Recalling Reagan's support for California's right to choose
For many years, San Rafael's Bill Bagley represented Marin and Sonoma in the state Assembly. An oldschool North Bay Republican, Bagley backed fair housing legislation, the emerging “conservation” movement, prudent state spending and fostering the University of California.
Like many of his colleagues, Bagley regularly crossed the Assembly aisle to vote without regard to party. That's why his biography is entitled, “California's Golden Years: When Government Worked and Why.”
Bagley — who is very much “alive and kicking” and now registered as a no-party-preference independent — sent me copies of documents demonstrating that Gov. Ronald Reagan, with whom Bagley collaborated, would find himself outside of today's GOP mainstream.
It's a timely recollection given the U.S. Supreme Court's leaked draft opinion overturning Roe v. Wade. Five Republican-appointed justices are tentatively lined up to jettison a woman's right to choose. The three Democrat-appointed justices and the court's emerging sole independent, Chief Justice John Roberts, are opposed.
In a 1972 press release heralding Reagan's support for the breakthrough law legalizing Golden
State abortions, the future president stated, “I'm fully sympathetic with attempts to liberalize the outdated abortion law now on the law books. … I am confident that the people of California recognize that need and will support the humanitarian goals of this measure. … Because of my belief that a liberalization of the abortions laws is necessary, I will sign the bill even though it does not meet each and every objection that I and others in California have to it.”

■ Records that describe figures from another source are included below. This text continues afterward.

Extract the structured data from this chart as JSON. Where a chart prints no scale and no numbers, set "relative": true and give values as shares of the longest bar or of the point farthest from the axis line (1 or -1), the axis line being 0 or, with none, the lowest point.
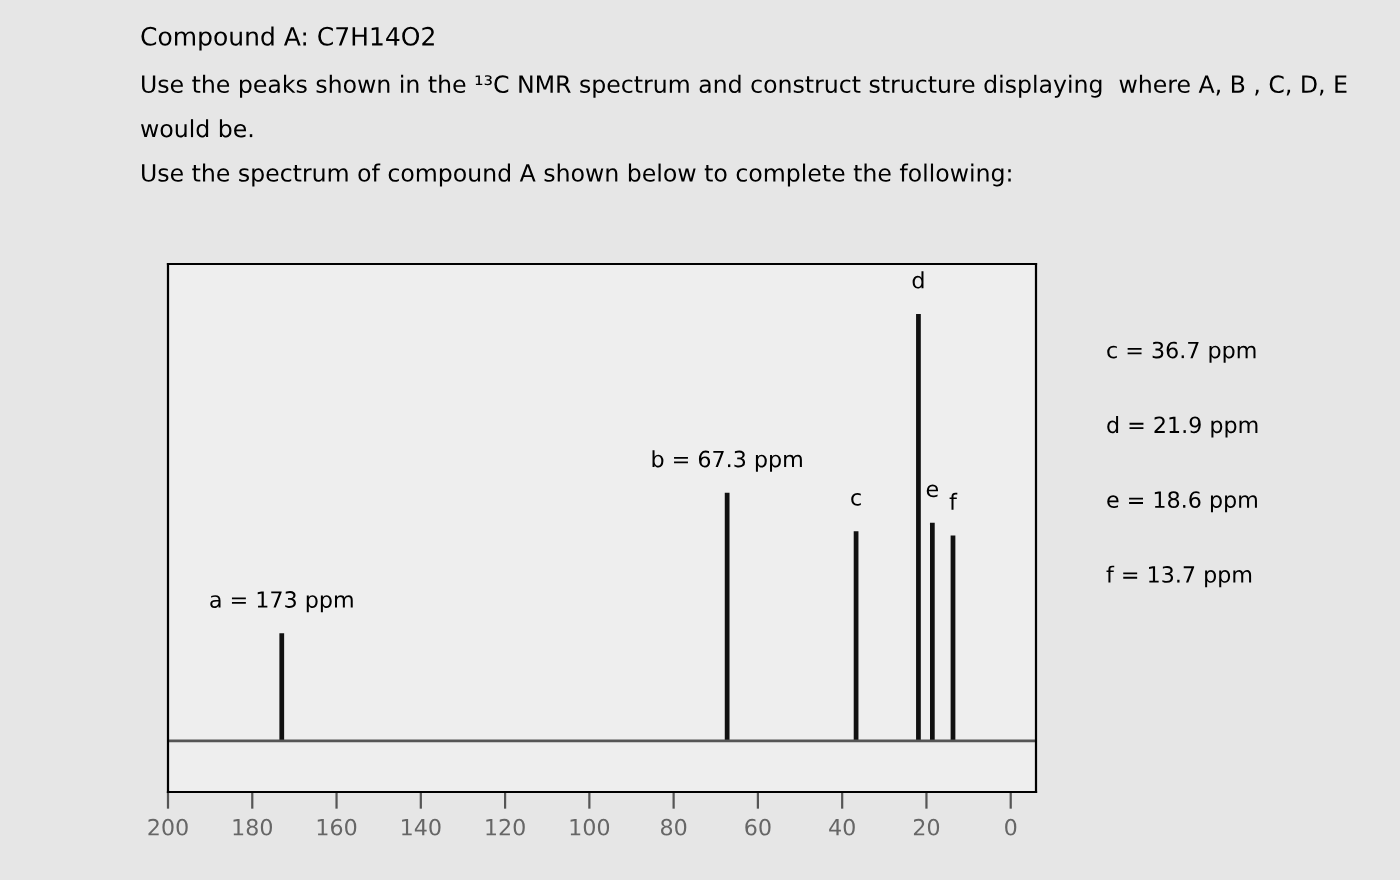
{
  "chart_data": {
    "type": "bar",
    "title": "Compound A: C7H14O2",
    "subtitle": "Use the peaks shown in the ¹³C NMR spectrum and construct structure displaying  where A, B , C, D, E would be.\nUse the spectrum of compound A shown below to complete the following:",
    "x": [
      173,
      67.3,
      36.7,
      21.9,
      18.6,
      13.7
    ],
    "values": [
      0.25,
      0.58,
      0.49,
      1,
      0.51,
      0.48
    ],
    "color": "#111111",
    "relative": true,
    "xlim": [
      200,
      -6
    ],
    "xticks": [
      200,
      180,
      160,
      140,
      120,
      100,
      80,
      60,
      40,
      20,
      0
    ],
    "grid": false,
    "annotations": [
      {
        "text": "a = 173 ppm",
        "x": 173,
        "y": 0.25
      },
      {
        "text": "b = 67.3 ppm",
        "x": 67.3,
        "y": 0.58
      },
      {
        "text": "c",
        "x": 36.7,
        "y": 0.49
      },
      {
        "text": "d",
        "x": 21.9,
        "y": 1
      },
      {
        "text": "e",
        "x": 18.6,
        "y": 0.51
      },
      {
        "text": "f",
        "x": 13.7,
        "y": 0.48
      },
      "c = 36.7 ppm",
      "d = 21.9 ppm",
      "e = 18.6 ppm",
      "f = 13.7 ppm"
    ]
  }
}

Reagan supported women's rights. In a Jan. 13, 1972 letter on the governor's stationery, Reagan wrote to the president of Theta Sigma Phi, a women's sorority in Los Angeles. “I am in full support of the Equal Rights Amendment and will be pleased if you are able to find a use of my name in attracting additional support.”
This isn't to sanctify Reagan. His presidential years' political strategy brought evangelical Christians
into the GOP. It was part of the party's successful “Southern Strategy” to shift White nationalists from their historic Democratic home toward becoming Republicans.
Once, positions on abortion and individual rights were matters of personal conscience, not partisan wedge issues. The political divide then was based on economics. Democrats pushed for organized labor with a heavy hand on regulation and expanding the social safety net. The GOP advocated fiscal restraint, big business and a light hand on government rule making.
***
Driving by long-established mobile home parks in Larkspur and Novato is a reminder that the idea of “tiny homes” isn't new. Compare a well-managed “manufactured” home facility with the chaotic stretch of Binford Road leading to Gnoss Field, Novato's airport.
It's lined with about 50 occupied semi-permanent parked trucks, RVs and house trailers, many of which aren't very mobile.
Compare this linear slum with well-managed trailer parks complete with sewage, water, electricity and trash collection. Marin County government should acquire a large fenced parcel, manage it and invite Binford Road dwellers to move their vehicles to the cluster.
Then enact and enforce a “no parking” zone along Binford and similar out-ofsight roads.
Those in trailers and dilapidated recreational vehicles on Binford and similar stretches of isolated roads aren't the mentally ill men and women living in squalor under freeways. Many Binford dwellers are simply working poor folks.
Provide those residents with long-term parking, as well as sewage, water and electricity, plus jobplacement counseling. Not every unhoused person needs permanent supportive housing costing hundreds of thousands of dollars per unit.
Consider well-managed trailer courts as an option for those who are simply eager for lower-cost housing. State government should simultaneously encourage the private sector to open new mobile home communities on appropriate sites around California.